IV. Sur les demandes accessoires
Mme [I] [J] et M. [E] [W] partie perdante, supporteront la charge des dépens, qui comprendront notamment le coût du commandement de payer, de la saisine de la Caisse d’Allocations Familiales, de l’assignation et de sa notification à la préfecture.
Compte tenu des démarches judiciaires qu’a dû accomplir la SA D’HLM MON LOGIS , Mme [I] [J] et M. [E] [W] seront condamnés in solidum à lui verser une somme de 100 € au titre de l’article 700 du code de procédure civile.

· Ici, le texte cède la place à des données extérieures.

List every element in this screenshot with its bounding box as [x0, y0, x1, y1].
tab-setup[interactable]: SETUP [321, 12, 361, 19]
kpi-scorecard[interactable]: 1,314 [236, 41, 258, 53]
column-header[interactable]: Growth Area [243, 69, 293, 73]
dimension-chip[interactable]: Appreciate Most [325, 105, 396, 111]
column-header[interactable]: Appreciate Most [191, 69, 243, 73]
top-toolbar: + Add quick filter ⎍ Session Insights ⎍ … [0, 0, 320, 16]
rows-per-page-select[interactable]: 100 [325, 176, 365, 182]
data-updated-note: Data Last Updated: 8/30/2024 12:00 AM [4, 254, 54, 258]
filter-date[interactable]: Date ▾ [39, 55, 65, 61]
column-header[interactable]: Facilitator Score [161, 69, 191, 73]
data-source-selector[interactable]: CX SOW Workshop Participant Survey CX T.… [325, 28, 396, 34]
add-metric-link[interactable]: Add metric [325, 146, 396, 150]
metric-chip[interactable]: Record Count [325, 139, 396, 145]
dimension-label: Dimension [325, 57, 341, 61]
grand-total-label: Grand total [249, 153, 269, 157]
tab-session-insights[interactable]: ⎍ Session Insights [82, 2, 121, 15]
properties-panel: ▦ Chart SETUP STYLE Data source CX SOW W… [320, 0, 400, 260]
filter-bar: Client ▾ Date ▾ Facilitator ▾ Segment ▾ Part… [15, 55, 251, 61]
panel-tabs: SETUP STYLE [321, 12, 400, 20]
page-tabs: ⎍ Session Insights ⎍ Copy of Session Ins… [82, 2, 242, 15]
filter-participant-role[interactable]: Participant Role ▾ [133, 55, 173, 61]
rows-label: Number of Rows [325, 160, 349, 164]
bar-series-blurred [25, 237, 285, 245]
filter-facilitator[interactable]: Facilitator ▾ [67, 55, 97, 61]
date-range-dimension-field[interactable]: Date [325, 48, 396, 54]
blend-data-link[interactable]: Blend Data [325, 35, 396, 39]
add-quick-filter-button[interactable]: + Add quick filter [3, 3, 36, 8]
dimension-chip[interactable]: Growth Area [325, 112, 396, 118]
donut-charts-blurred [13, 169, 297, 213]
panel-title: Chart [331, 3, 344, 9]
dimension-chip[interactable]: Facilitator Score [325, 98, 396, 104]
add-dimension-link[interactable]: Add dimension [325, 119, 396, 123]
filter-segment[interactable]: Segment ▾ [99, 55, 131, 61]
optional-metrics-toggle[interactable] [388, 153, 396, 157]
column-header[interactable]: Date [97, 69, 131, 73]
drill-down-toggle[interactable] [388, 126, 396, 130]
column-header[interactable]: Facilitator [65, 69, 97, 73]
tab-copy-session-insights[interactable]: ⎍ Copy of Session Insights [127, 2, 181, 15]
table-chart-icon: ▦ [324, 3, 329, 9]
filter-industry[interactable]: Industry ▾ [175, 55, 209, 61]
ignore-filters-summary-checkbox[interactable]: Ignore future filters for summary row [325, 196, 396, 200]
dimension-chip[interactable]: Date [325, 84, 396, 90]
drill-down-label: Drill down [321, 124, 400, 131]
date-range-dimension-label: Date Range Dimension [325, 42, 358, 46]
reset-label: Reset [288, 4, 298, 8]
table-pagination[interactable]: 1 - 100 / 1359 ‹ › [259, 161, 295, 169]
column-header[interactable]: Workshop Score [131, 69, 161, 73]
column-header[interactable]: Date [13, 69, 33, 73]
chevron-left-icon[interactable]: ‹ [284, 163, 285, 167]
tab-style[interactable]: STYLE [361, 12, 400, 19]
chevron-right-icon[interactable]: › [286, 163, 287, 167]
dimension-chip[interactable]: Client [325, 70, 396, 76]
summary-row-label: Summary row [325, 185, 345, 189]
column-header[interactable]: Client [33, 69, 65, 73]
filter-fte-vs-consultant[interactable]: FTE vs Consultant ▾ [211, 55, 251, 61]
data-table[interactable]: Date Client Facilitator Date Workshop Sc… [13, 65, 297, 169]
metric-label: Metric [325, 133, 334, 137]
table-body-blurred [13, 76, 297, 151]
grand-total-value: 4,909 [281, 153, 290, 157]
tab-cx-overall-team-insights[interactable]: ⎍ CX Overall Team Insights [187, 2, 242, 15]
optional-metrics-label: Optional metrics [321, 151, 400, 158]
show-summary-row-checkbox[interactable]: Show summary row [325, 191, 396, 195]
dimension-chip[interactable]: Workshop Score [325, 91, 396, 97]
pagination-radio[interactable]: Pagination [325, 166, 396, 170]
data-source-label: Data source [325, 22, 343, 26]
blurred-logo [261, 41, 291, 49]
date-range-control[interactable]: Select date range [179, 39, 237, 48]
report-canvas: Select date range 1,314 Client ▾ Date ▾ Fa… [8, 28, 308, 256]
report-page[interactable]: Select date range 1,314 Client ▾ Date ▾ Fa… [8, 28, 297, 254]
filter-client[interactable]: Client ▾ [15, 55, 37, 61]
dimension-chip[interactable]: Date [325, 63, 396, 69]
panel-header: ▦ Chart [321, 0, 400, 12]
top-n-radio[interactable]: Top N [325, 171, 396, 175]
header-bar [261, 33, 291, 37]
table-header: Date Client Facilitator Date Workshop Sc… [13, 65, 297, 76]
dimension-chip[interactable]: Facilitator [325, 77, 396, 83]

La présente décision est de plein droit exécutoire à titre provisoire.
PAR CES MOTIFS,
Nous, juge des référés, statuant après débats publics, par décision réputée contradictoire mise à disposition des parties par le greffe et en premier ressort, vu l’urgence,
DÉCLARONS recevable l’action de la SA D’HLM MON LOGIS ;
CONSTATONS que les conditions d’acquisition de la clause résolutoire figurant au bail conclu le 28 mars 2024 entre la SA D’HLM MON LOGIS et Mme [I] [J] et M. [E] [W] concernant le local à usage d’habitation situé [Adresse 2], sont réunies à la date du 29 janvier 2025 ;
ORDONNONS en conséquence à Mme [I] [J] et M. [E] [W] de libérer les lieux et de restituer les clés dès la signification de la présente ordonnance ;
DISONS qu’à défaut pour Mme [I] [J] et M. [E] [W] d’avoir volontairement libéré les lieux et restitué les clés dans ce délai, la S.A. HLM MON LOGIS pourra, deux mois après la signification d’un commandement de quitter les lieux, faire procéder à leur expulsion ainsi qu’à celle de tous occupants de leur chef, y compris le cas échéant avec le concours d’un serrurier et de la force publique et pourra procéder à l’enlèvement de tous les biens mobiliers garnissant les lieux loués et à les faire entreposer dans tel local de son choix aux frais et périls de Mme [I] [J] et M. [E] [W] conformément aux articles L. 433-1, R. 433-1 et suivants du même code ;
CONDAMNONS solidairement Mme [I] [J] et M. [E] [W], à verser à a SA D’HLM MON LOGIS à titre provisionnel la somme de 3642,71 € (décompte arrêté au 31 mars 2026), incluant le montant des loyers, charges et indemnités d’occupations impayés jusqu’au mois de mars 2026, avec les intérêts au taux légal à compter du 17 décembre 2024 sur la somme de 1227,25 € et à compter de la présente ordonnance pour le surplus ;
CONDAMNONS solidairement Mme [I] [J] et M. [E] [W] à payer à a SA D’HLM MON LOGIS à titre provisionnel une indemnité mensuelle d’occupation à compter du 1er avril 2026 et jusqu’à la date de la libération définitive des lieux et la restitution des clés ;
FIXONS cette indemnité mensuelle d’occupation au montant du loyer et des charges, calculés tels que si le contrat s’était poursuivi ;
CONDAMNONS in solidum Mme [I] [J] et M. [E] [W] à verser à la SA D’HLM MON LOGIS une somme de 100 € au titre de l’article 700 du code de procédure civile ;
CONDAMNONS in solidum Mme [I] [J] et M. [E] [W] aux dépens, qui comprendront notamment le coût du commandement de payer, de la saisine de la Caisse d’Allocations Familiales, de l’assignation et de sa notification à la préfecture ;
RAPPELONS que la présente ordonnance est de plein droit exécutoire à titre provisoire ;
DISONS que la présente décision sera notifiée par le greffe à la préfecture de [Localité 1] en application de l’article R.412-2 du code des procédures civiles d’exécution ;
Ainsi jugé et prononcé par mise à disposition de la décision au greffe du tribunal judiciaire, le 15 mai 2026,
Le greffier, Le président,
En conséquence, la République Française mande et ordonne à tous Commissaires de Justice sur ce requis de mettre les présentes à exécution. Aux Procureurs Généraux et aux Procureurs de la République près les Tribunaux Judiciaires d’y tenir la main. A tous Commandants et Officiers de la Force Publique de prêter main forte lorsqu’ils en seront légalement requis. En foi de quoi les présentes ont été délivrées par le Greffier.